Nature, for the branch people, is a sacred space that gives and reproduces life, but it also grants knowledge and knowledge. Hence, according to Master Hodgson, who is a member of the Rama people and who bear his language, he states that the worldview of this people is based on his experiences and forms of relationship with the natural environment and the sacrality attributed to it.
This study, while allowing readers to know first-hand the worldview of the Rama people, in the titanic effort to revitalize their culture, traditions and language, is a proposal "for the incorporation of these cultural values into the bilingual Intercultural Education curriculum" of URACCAN.
Research process: Cultivation and Breeding of Wisdom and Knowledge
The investigative methodology applied by Professor Hodgson in his revealing study was the CCRISAC (Culture and Breeding of Wisdoms and Knowledge), which promotes URACCAN as a way of vindicating the philosophy of life of the original peoples, without imposing Western schemes on them.
In the light of CCRISAC, communities are subjects of research, participate in the process of knowledge building and the researcher must live the deep experience of the territory, dialogue with the beings that inhabit it. Master Hodgson therefore goes to the main source of branch worldview: his elders, that oral heritage in which time stops and the past, present and future coexist harmoniously to give way to an immemorial reality where natural and supernatural beings are able to communicate, sharing with them the mediambiente and natural resources.
The river, lagoon, sea and forests are for the Rama people the reasons for their beliefs, symbology and life practices. And that is where Rama mythology is built, a mythology where there are no human heroisms, but a mother nature that saves, where animals save and communicate horizontally. "This explains why branches sing to nature and animals. They are inspired by the beauty of nature and at no time on people or characters," explains the illustrious master.
The identity of this people, identified in the communities under study, is focused on nature, from which they take their simplicity in dress, their ways of relating to the environment and other cultures; from which comes his spiritual energy and healing, through the power of plants, from all evils.
However, Professor Hodgson's concern is that the branch ethnic group is constantly threatening.
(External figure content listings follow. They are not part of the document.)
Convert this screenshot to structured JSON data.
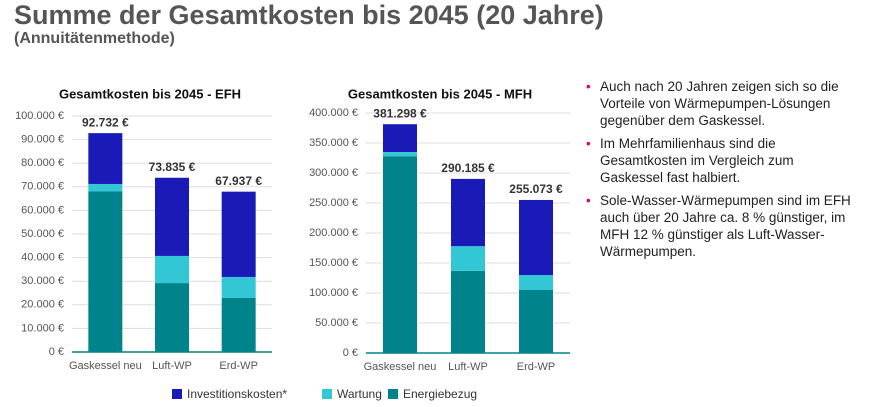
{
  "header": {
    "title": "Summe der Gesamtkosten bis 2045 (20 Jahre)",
    "subtitle": "(Annuitätenmethode)"
  },
  "bullets": [
    "Auch nach 20 Jahren zeigen sich so die Vorteile von Wärmepumpen-Lösungen gegenüber dem Gaskessel.",
    "Im Mehrfamilienhaus sind die Gesamtkosten im Vergleich zum Gaskessel fast halbiert.",
    "Sole-Wasser-Wärmepumpen sind im EFH auch über 20 Jahre ca. 8 % günstiger, im MFH 12 % günstiger als Luft-Wasser-Wärmepumpen."
  ],
  "chart_data": [
    {
      "type": "stacked_bar",
      "title": "Gesamtkosten bis 2045 - EFH",
      "categories": [
        "Gaskessel neu",
        "Luft-WP",
        "Erd-WP"
      ],
      "series": [
        {
          "name": "Energiebezug",
          "color": "#00838a",
          "values": [
            68000,
            29200,
            22900
          ]
        },
        {
          "name": "Wartung",
          "color": "#33c7d6",
          "values": [
            3200,
            11500,
            8900
          ]
        },
        {
          "name": "Investitionskosten*",
          "color": "#1a1ab8",
          "values": [
            21532,
            33135,
            36137
          ]
        }
      ],
      "totals": {
        "values": [
          92732,
          73835,
          67937
        ],
        "value_labels": [
          "92.732 €",
          "73.835 €",
          "67.937 €"
        ]
      },
      "ylim": [
        0,
        100000
      ],
      "yticks": [
        {
          "value": 0,
          "label": "0 €"
        },
        {
          "value": 10000,
          "label": "10.000 €"
        },
        {
          "value": 20000,
          "label": "20.000 €"
        },
        {
          "value": 30000,
          "label": "30.000 €"
        },
        {
          "value": 40000,
          "label": "40.000 €"
        },
        {
          "value": 50000,
          "label": "50.000 €"
        },
        {
          "value": 60000,
          "label": "60.000 €"
        },
        {
          "value": 70000,
          "label": "70.000 €"
        },
        {
          "value": 80000,
          "label": "80.000 €"
        },
        {
          "value": 90000,
          "label": "90.000 €"
        },
        {
          "value": 100000,
          "label": "100.000 €"
        }
      ],
      "grid": true
    },
    {
      "type": "stacked_bar",
      "title": "Gesamtkosten bis 2045 - MFH",
      "categories": [
        "Gaskessel neu",
        "Luft-WP",
        "Erd-WP"
      ],
      "series": [
        {
          "name": "Energiebezug",
          "color": "#00838a",
          "values": [
            328000,
            137000,
            105000
          ]
        },
        {
          "name": "Wartung",
          "color": "#33c7d6",
          "values": [
            7000,
            41000,
            25000
          ]
        },
        {
          "name": "Investitionskosten*",
          "color": "#1a1ab8",
          "values": [
            46298,
            112185,
            125073
          ]
        }
      ],
      "totals": {
        "values": [
          381298,
          290185,
          255073
        ],
        "value_labels": [
          "381.298 €",
          "290.185 €",
          "255.073 €"
        ]
      },
      "ylim": [
        0,
        400000
      ],
      "yticks": [
        {
          "value": 0,
          "label": "0 €"
        },
        {
          "value": 50000,
          "label": "50.000 €"
        },
        {
          "value": 100000,
          "label": "100.000 €"
        },
        {
          "value": 150000,
          "label": "150.000 €"
        },
        {
          "value": 200000,
          "label": "200.000 €"
        },
        {
          "value": 250000,
          "label": "250.000 €"
        },
        {
          "value": 300000,
          "label": "300.000 €"
        },
        {
          "value": 350000,
          "label": "350.000 €"
        },
        {
          "value": 400000,
          "label": "400.000 €"
        }
      ],
      "grid": true
    }
  ]
}
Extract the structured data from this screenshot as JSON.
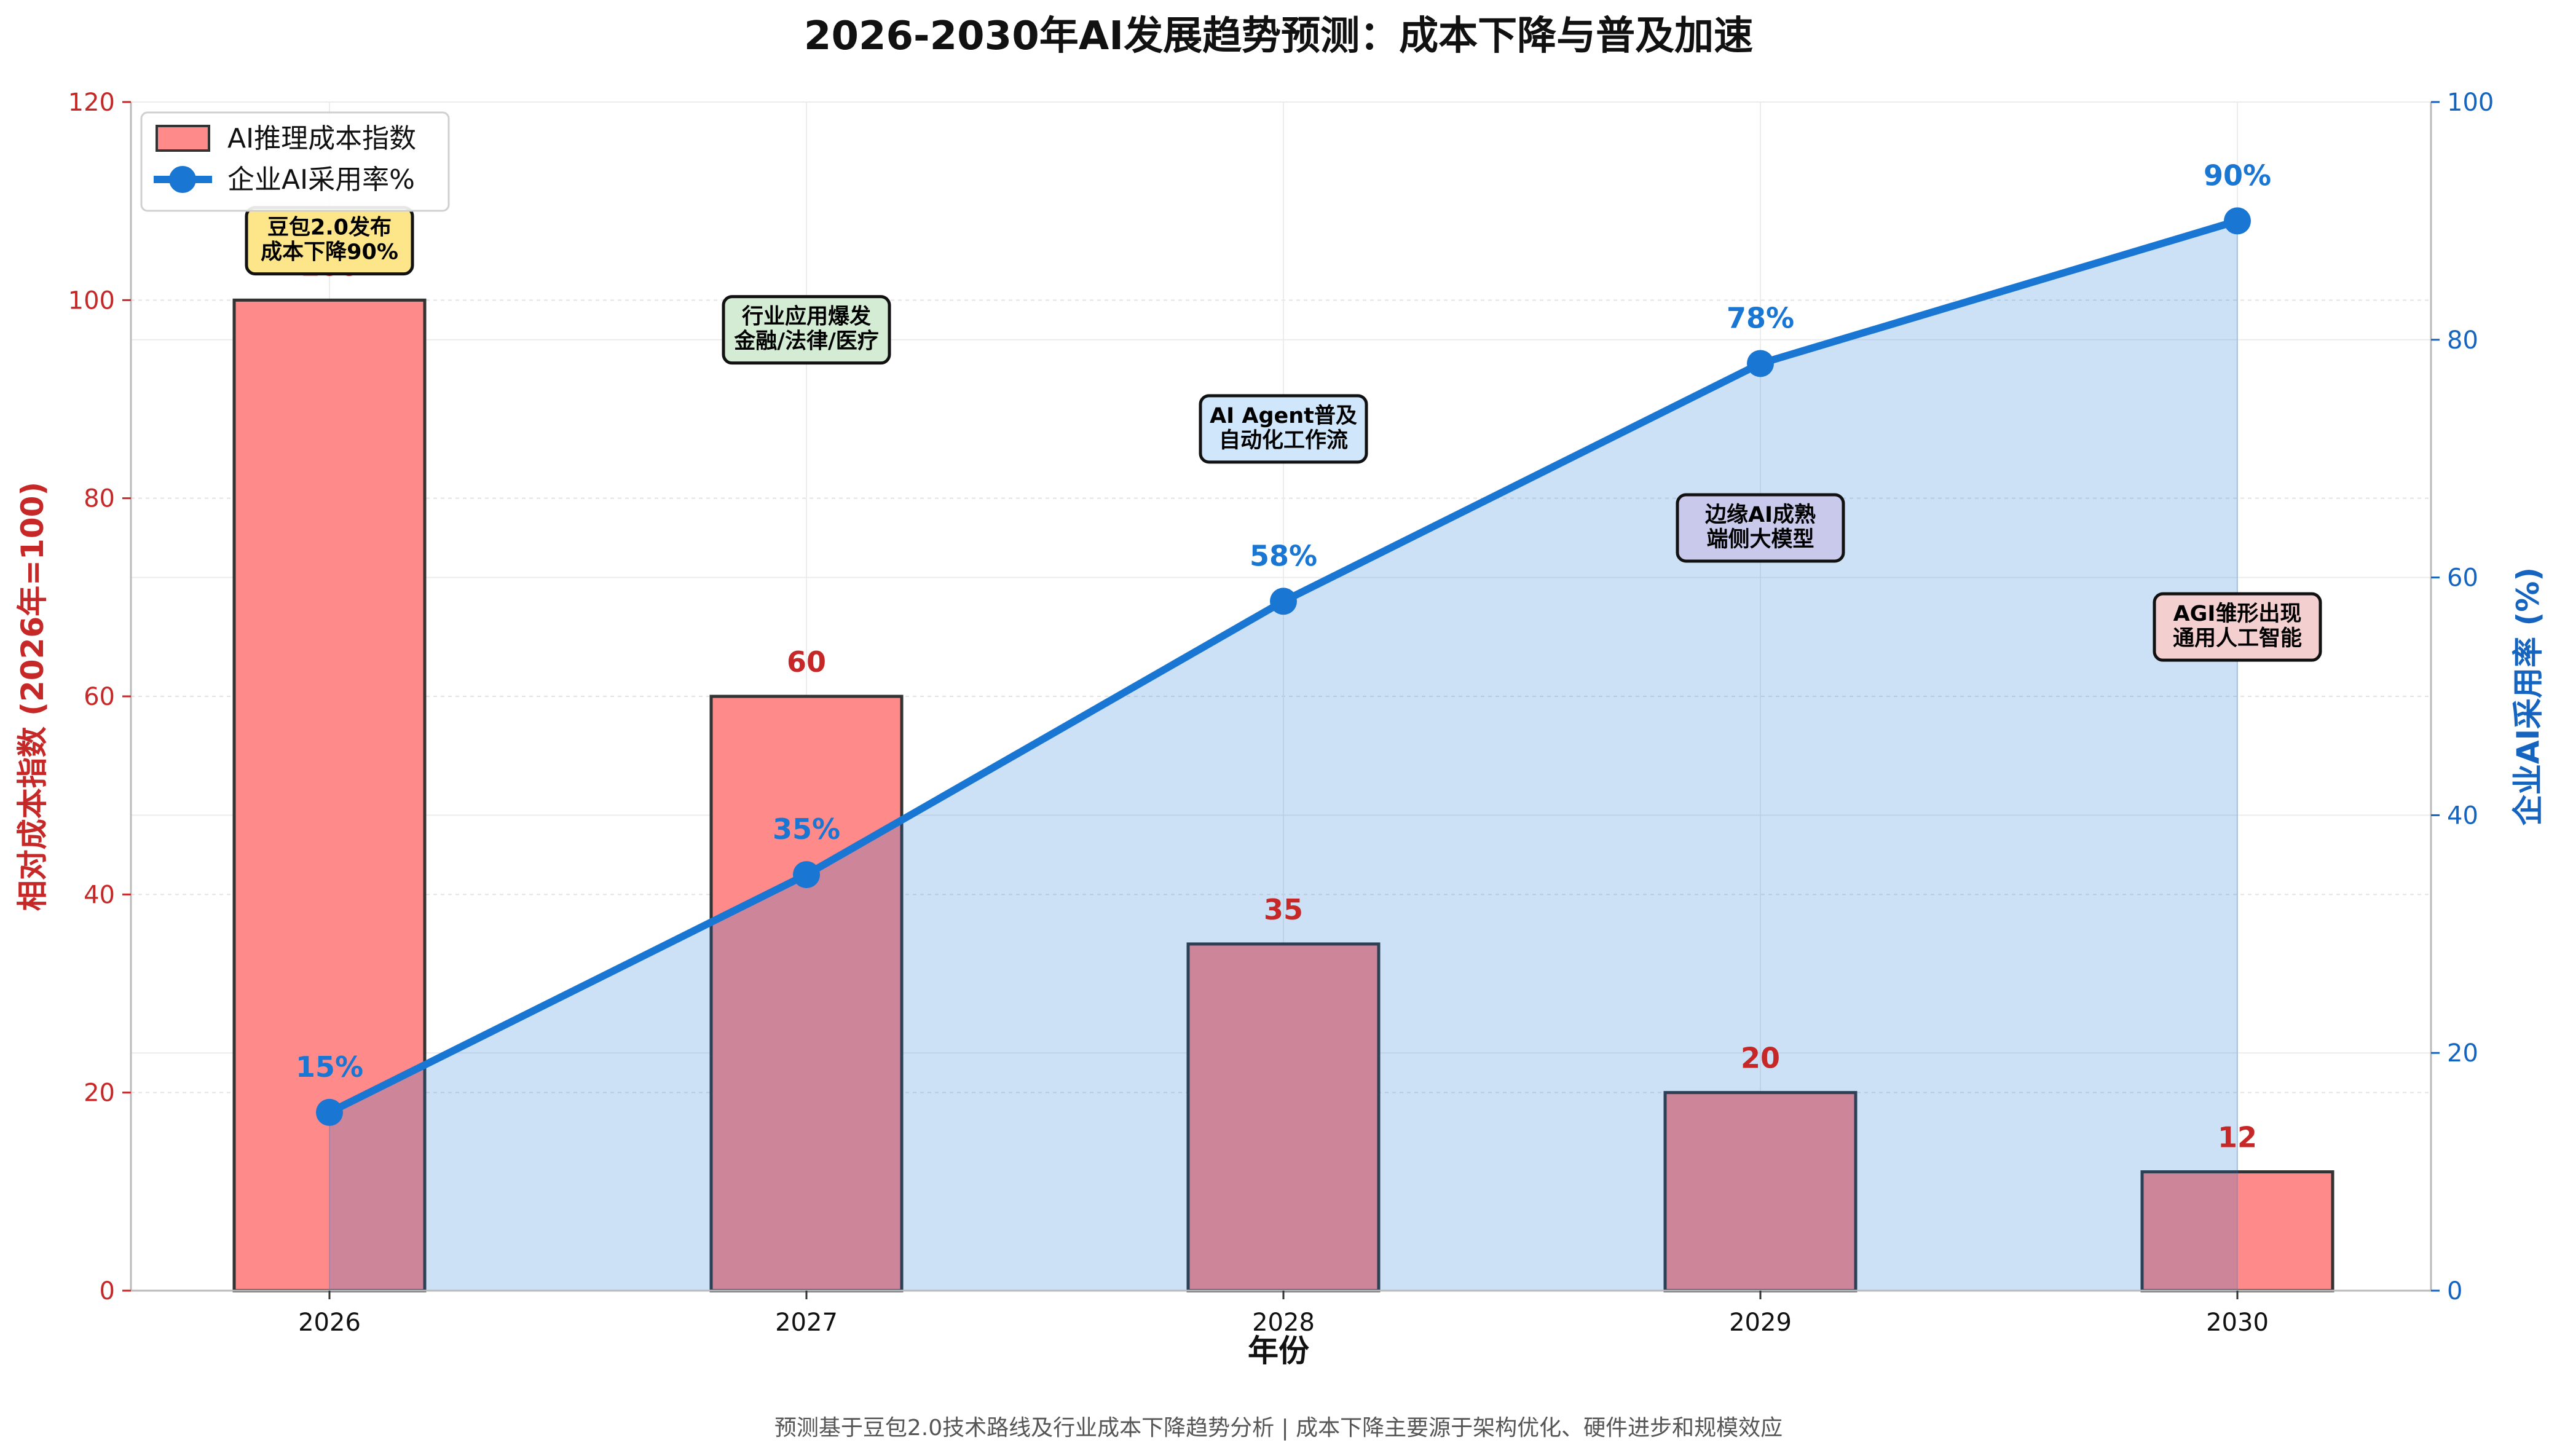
{
  "chart_data": {
    "type": "bar+line",
    "title": "2026-2030年AI发展趋势预测：成本下降与普及加速",
    "xlabel": "年份",
    "categories": [
      "2026",
      "2027",
      "2028",
      "2029",
      "2030"
    ],
    "series": [
      {
        "name": "AI推理成本指数",
        "type": "bar",
        "axis": "left",
        "values": [
          100,
          60,
          35,
          20,
          12
        ],
        "value_labels": [
          "100",
          "60",
          "35",
          "20",
          "12"
        ],
        "color": "#ff8a8a"
      },
      {
        "name": "企业AI采用率%",
        "type": "line",
        "axis": "right",
        "values": [
          15,
          35,
          58,
          78,
          90
        ],
        "value_labels": [
          "15%",
          "35%",
          "58%",
          "78%",
          "90%"
        ],
        "color": "#1976d2"
      }
    ],
    "left_axis": {
      "label": "相对成本指数 (2026年=100)",
      "ylim": [
        0,
        120
      ],
      "ticks": [
        0,
        20,
        40,
        60,
        80,
        100,
        120
      ],
      "tick_labels": [
        "0",
        "20",
        "40",
        "60",
        "80",
        "100",
        "120"
      ],
      "color": "#c62828"
    },
    "right_axis": {
      "label": "企业AI采用率 (%)",
      "ylim": [
        0,
        100
      ],
      "ticks": [
        0,
        20,
        40,
        60,
        80,
        100
      ],
      "tick_labels": [
        "0",
        "20",
        "40",
        "60",
        "80",
        "100"
      ],
      "color": "#1565c0"
    },
    "annotations": [
      {
        "category": "2026",
        "lines": [
          "豆包2.0发布",
          "成本下降90%"
        ],
        "bg": "#fde68a",
        "anchor_value": 106,
        "axis": "left"
      },
      {
        "category": "2027",
        "lines": [
          "行业应用爆发",
          "金融/法律/医疗"
        ],
        "bg": "#d3ecd3",
        "anchor_value": 97,
        "axis": "left"
      },
      {
        "category": "2028",
        "lines": [
          "AI Agent普及",
          "自动化工作流"
        ],
        "bg": "#cfe6fb",
        "anchor_value": 87,
        "axis": "left"
      },
      {
        "category": "2029",
        "lines": [
          "边缘AI成熟",
          "端侧大模型"
        ],
        "bg": "#c9c9ec",
        "anchor_value": 77,
        "axis": "left"
      },
      {
        "category": "2030",
        "lines": [
          "AGI雏形出现",
          "通用人工智能"
        ],
        "bg": "#f4cfcf",
        "anchor_value": 67,
        "axis": "left"
      }
    ],
    "legend": {
      "position": "top-left"
    },
    "grid": true,
    "footnote": "预测基于豆包2.0技术路线及行业成本下降趋势分析 | 成本下降主要源于架构优化、硬件进步和规模效应"
  }
}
Modernization processes and invasion of their territories are increasingly re-eding them into the forest. Moreover, "There are not many studies and compilations on the myths and legends of the branches. Beliefs are not written and it is an aspect to consider for teaching-learning among the people themselves. The implementation of a research project that strengthens the cultural identity of the same people," suggests the IPILC coordinator at Bluefields, where some branch settlers sometimes glimpse, but which almost no one recognizes.
The Rama people are the best guardian of the forests. He has respect and fear for nature. This research by master Selvano Hodgson represents a valuable effort, not only to publicize the worldview of this labrious people and archive it (as is typical of Western influence) to possess records of the past, but to revitalize it, to rescue its cultural, identity and linguistic values. Still, Professor Hodgson seems to communicate, we can rescue her and prevent her from disappearing.